In case your build uses services, you can check the documentation below on how to use services to test locally:

4. After the Docker container starts, you are inside your working directory and you can start executing commands.

You can run individual commands from your bitbucket-pipelines.yml and check if you see the output that is missing from the Pipelines log or not.

You can also configure tools inside the container.

Please feel free to let me know how it goes and if you have any questions.

Kind regards,

I spent almost four hours trying to make this work, and I conclude that it is unrealistic. We have a complex pipeline that requires significant context to run. Normally this context is setup by a custom docker container and 8 internal pipeline steps.  I was able to mostly recreate the context but I ran out of time.

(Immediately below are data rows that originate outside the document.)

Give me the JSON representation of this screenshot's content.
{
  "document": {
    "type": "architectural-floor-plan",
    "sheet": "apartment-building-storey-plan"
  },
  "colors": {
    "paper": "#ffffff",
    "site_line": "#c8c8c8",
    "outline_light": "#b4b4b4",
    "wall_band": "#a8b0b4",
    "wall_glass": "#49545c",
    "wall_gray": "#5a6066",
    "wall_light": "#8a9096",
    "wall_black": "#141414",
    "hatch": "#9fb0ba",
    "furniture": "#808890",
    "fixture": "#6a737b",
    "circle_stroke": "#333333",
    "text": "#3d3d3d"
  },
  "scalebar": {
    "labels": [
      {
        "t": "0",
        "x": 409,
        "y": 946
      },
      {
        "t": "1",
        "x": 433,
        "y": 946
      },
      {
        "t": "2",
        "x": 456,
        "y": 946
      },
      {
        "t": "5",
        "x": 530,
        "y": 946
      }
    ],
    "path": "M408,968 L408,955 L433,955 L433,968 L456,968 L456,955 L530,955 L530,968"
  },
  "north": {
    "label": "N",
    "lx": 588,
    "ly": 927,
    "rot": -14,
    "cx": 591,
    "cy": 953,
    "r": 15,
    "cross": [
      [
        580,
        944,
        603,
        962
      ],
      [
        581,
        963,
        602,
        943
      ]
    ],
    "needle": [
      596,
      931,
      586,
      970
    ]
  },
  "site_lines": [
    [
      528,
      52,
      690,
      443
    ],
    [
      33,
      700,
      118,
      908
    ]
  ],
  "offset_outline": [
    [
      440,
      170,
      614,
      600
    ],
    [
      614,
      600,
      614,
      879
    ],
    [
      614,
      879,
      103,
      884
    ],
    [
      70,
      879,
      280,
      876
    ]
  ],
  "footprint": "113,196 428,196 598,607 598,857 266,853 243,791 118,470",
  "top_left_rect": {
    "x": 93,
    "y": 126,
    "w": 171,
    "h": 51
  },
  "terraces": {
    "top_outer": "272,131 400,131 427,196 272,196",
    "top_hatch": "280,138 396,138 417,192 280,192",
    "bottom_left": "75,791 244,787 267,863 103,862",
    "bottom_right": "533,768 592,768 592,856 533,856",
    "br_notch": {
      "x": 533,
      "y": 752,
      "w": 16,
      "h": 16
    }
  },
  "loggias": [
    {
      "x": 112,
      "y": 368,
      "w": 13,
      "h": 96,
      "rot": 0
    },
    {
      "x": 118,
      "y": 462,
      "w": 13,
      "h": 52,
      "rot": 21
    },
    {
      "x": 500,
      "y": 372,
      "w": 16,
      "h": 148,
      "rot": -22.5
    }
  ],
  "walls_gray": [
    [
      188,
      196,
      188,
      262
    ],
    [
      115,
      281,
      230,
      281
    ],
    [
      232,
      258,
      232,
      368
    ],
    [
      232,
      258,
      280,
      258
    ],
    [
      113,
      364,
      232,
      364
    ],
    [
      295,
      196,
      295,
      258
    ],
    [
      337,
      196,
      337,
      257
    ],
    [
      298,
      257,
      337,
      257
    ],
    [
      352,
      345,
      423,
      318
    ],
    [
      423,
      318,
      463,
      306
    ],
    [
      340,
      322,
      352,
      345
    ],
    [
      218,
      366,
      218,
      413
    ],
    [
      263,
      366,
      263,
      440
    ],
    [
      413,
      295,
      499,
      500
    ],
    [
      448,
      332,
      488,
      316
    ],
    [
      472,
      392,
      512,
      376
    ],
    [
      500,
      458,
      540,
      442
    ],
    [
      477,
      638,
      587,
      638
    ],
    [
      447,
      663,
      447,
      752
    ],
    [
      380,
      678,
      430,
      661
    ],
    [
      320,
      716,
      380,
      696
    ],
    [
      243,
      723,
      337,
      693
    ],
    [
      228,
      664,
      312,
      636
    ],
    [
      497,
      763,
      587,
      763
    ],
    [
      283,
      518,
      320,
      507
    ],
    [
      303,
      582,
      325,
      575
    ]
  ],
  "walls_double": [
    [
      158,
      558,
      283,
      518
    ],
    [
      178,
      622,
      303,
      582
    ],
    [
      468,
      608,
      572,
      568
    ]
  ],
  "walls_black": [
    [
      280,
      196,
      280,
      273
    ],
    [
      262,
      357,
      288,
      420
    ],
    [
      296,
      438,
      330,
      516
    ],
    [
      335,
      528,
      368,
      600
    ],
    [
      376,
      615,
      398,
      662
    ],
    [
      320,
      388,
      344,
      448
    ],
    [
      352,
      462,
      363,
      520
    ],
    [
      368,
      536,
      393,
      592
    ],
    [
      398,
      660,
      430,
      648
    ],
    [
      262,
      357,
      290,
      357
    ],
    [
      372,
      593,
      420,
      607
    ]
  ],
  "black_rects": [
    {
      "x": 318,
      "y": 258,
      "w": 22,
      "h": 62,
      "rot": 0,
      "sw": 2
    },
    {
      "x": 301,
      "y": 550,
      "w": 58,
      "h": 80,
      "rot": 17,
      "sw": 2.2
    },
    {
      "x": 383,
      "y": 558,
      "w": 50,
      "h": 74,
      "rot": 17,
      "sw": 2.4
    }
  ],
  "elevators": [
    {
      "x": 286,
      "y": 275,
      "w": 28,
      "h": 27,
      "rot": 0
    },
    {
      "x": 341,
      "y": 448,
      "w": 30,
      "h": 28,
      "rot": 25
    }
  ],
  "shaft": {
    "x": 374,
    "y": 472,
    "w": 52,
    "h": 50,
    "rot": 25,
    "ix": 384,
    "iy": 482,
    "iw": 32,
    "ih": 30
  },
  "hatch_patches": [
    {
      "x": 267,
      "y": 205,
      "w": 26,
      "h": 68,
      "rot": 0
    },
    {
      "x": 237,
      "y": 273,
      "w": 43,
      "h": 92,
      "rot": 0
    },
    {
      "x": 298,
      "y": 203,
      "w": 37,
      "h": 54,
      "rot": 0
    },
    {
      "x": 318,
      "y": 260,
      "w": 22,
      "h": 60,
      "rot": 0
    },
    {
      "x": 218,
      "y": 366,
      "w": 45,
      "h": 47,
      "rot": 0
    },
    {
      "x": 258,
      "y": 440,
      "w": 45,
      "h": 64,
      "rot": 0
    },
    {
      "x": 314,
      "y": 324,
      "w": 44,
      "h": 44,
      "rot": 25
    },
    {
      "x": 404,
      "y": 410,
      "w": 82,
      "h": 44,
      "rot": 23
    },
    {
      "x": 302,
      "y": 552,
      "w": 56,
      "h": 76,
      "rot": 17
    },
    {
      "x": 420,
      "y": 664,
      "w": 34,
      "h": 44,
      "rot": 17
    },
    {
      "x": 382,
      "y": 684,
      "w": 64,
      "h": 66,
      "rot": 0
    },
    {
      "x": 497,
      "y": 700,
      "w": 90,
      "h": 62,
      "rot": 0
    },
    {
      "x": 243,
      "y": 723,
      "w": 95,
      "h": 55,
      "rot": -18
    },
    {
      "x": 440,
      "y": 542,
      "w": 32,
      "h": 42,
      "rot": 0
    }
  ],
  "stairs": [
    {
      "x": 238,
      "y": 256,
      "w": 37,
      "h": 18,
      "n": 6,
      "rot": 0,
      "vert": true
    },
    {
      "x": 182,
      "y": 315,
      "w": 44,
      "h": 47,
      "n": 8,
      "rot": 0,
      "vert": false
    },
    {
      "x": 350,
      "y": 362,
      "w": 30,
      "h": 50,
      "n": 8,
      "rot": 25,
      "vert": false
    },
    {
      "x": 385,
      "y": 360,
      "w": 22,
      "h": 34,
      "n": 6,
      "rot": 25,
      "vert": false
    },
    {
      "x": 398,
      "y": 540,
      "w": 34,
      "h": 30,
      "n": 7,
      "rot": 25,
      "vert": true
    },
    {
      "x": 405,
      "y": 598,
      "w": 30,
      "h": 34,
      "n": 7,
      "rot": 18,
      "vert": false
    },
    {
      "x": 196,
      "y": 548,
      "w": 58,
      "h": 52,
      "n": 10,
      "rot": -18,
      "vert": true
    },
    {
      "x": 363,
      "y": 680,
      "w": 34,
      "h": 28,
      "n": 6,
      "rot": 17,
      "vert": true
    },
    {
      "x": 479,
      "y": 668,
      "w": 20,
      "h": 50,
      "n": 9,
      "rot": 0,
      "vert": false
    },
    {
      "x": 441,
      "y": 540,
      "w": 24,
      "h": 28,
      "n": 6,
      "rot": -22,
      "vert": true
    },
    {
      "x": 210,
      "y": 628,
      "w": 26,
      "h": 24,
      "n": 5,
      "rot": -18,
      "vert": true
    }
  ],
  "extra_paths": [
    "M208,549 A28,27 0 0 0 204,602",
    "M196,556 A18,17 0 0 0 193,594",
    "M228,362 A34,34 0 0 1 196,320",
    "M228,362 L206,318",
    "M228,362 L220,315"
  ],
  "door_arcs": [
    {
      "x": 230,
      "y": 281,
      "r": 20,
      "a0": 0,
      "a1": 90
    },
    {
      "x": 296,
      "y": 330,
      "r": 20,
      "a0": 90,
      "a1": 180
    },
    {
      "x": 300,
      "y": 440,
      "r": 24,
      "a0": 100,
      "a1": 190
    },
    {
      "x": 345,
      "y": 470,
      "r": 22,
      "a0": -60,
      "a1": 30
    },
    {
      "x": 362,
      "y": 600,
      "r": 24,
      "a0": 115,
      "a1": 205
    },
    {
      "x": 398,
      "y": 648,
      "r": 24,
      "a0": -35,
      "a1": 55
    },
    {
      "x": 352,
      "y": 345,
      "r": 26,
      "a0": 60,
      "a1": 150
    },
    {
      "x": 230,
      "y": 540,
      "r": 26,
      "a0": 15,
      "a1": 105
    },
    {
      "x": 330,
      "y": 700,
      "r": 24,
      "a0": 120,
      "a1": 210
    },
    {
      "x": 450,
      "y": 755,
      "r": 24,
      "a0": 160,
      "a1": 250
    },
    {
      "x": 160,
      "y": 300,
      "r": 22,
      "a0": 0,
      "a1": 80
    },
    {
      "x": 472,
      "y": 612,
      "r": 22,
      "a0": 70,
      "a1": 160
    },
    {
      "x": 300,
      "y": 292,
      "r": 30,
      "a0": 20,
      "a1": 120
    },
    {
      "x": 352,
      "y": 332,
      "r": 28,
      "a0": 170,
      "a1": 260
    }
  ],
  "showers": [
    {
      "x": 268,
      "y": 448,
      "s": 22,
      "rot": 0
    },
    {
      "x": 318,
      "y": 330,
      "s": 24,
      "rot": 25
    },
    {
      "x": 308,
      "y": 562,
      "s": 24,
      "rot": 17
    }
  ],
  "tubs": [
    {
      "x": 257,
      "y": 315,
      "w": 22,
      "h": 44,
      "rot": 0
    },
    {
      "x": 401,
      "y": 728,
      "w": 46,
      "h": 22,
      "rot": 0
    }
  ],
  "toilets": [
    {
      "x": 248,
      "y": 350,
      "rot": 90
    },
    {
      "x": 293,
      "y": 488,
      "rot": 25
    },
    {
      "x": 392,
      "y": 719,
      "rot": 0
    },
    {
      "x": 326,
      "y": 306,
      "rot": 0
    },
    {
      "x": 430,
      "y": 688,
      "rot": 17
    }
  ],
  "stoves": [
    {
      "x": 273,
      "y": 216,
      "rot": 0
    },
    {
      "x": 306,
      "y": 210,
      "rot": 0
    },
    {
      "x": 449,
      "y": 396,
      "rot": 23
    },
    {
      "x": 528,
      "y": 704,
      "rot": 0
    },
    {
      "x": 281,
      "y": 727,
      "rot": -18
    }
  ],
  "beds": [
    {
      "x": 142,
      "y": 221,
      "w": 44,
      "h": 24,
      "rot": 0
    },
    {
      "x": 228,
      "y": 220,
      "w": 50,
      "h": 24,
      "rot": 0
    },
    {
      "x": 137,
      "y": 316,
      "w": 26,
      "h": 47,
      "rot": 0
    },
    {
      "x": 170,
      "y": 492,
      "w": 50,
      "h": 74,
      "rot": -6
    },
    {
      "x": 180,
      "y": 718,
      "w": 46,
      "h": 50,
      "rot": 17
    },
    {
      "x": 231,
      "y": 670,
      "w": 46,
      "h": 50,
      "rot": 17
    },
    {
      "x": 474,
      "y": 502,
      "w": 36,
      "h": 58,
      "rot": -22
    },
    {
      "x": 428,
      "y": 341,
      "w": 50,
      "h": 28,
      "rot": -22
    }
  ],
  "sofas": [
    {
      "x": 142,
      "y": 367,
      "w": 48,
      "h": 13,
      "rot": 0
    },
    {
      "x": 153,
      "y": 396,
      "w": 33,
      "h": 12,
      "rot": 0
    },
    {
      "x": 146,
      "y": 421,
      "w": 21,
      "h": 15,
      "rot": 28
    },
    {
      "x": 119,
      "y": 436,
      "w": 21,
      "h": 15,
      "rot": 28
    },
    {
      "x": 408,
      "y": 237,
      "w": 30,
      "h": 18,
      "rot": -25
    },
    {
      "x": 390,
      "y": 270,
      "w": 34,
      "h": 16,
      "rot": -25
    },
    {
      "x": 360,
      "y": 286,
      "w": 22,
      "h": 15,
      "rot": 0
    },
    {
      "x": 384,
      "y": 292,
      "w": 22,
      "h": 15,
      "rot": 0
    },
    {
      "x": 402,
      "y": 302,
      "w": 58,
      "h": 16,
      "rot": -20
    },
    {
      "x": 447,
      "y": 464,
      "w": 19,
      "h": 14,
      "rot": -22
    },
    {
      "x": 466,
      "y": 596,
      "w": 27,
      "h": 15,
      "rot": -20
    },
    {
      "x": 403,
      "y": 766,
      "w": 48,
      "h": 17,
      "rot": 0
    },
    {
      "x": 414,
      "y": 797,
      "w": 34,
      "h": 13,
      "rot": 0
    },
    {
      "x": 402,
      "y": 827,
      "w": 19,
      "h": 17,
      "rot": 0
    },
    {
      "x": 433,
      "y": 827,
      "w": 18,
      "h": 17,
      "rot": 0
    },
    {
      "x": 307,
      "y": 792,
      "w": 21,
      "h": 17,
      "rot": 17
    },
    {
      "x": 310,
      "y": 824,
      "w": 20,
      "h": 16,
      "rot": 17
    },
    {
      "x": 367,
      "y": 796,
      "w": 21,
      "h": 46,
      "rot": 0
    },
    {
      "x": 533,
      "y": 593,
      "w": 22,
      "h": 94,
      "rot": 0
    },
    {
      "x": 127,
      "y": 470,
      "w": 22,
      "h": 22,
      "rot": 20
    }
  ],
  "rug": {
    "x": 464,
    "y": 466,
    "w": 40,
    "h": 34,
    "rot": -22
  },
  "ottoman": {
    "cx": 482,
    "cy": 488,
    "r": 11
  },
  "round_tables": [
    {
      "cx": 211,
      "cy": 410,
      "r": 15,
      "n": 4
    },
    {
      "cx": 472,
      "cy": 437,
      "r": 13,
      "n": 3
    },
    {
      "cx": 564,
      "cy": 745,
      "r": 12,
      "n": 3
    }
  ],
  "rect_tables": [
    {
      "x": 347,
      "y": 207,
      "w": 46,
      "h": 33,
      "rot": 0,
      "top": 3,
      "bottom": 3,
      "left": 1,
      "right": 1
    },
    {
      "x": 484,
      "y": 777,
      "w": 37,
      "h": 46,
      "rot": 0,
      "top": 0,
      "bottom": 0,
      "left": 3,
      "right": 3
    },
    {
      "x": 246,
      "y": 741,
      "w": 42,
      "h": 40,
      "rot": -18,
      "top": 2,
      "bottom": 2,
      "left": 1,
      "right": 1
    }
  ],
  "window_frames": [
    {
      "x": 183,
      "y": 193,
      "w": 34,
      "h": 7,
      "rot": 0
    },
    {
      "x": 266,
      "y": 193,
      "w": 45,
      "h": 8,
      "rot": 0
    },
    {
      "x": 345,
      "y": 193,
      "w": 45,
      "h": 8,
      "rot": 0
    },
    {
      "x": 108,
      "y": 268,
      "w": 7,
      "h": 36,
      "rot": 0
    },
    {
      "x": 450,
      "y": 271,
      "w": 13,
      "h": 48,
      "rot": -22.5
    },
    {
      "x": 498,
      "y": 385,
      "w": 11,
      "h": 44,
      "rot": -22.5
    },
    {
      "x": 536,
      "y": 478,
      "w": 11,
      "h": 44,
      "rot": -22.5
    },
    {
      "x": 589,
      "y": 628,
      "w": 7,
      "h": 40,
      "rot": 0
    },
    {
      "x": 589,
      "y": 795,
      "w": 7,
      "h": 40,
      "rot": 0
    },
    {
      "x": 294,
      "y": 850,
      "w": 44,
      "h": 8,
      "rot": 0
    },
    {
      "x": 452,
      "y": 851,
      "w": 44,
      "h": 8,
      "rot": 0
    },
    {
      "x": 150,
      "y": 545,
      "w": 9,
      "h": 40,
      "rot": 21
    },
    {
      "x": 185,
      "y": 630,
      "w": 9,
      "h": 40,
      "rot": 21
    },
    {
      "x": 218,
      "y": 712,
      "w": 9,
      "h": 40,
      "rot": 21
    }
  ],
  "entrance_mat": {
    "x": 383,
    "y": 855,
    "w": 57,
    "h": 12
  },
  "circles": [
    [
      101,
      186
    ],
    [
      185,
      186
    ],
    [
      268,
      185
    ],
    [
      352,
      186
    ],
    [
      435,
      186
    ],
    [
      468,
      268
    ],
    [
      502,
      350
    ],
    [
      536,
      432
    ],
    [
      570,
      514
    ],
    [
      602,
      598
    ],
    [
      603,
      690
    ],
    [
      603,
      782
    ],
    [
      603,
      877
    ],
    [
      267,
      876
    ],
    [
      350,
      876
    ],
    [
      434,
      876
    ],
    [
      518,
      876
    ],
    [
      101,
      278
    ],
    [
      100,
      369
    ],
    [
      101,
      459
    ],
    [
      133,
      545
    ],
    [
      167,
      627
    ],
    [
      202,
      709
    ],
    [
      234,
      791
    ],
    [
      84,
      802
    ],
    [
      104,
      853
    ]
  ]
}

What I want is simply to get the console logs from the application under test. I think they should be kept somewhere automatically.  At most, some configuration flag should be set to make these logs available.  Requiring a completely different execution environment is a significant negative feature of BB pipelines.

Hi Mark,

I understand that the process of debugging this locally has been time-consuming.

I have created a ticket with the support team to investigate this issue further. You should have received an email with a link to the support ticket. Just in case you haven't received it, please feel free to let me know and I can post the ticket URL here. The ticket will be visible only to you and Atlassian staff, no one else can view its contents even if they have the URL.

I would like to ask if you could please leave a reply in the support ticket and provide:

  • The URL of a Pipelines build with failed tests where you are missing the console log.
    Please also mention what command from your script you expect to show the console logs.
  • We would need to know what console output you are missing, so it would be useful if you could provide the output you get when you run the same tests in your local development environment, so we can compare.

If you have any questions, please feel free to let me know.

Kind regards,

Here is the <url_removed> with failed tests.  Check the integration tests section and notice this error:

"org.springframework.jdbc.BadSqlGrammarException: StatementCallback; bad SQL grammar [select distinct SPECIES_NAME from ANIMAL_PROTOCOL_ITEMS where TENANTID = '8f9cdc53-2d86-426f-85e0-37151b982a72' order by SPECIES_NAME ASC]; nested exception is net.snowflake.client.jdbc.SnowflakeSQLException: SQL compilation error:Object 'ANIMAL_PROTOCOL_ITEMS' does not exist or not authorized."

Since the SQL is known to be good (it is very simple and works in local testing), the likely problem is that the URL, userid, and password for the JDBC access are not available in the integration test environment. These values are passed to the code via environment variables from repository settings. This error does not occur in local testing, where the environment variables are set locally.

The code always prints the URL with this statement; the userid and password are not printed:"DARE/Snowflake url is {}", url);

If I could see this message in the console log, I could easily verify whether the environment variables that are set via the repository settings are coming through to the integration tests in the pipeline.

Hi Mark,

Thank you for the info.

I have added this along with the URL of the build in the support ticket I created for you, so that the engineer that will be working on your ticket can check.

Just a heads up, I removed the URL of your build from your post to protect your privacy.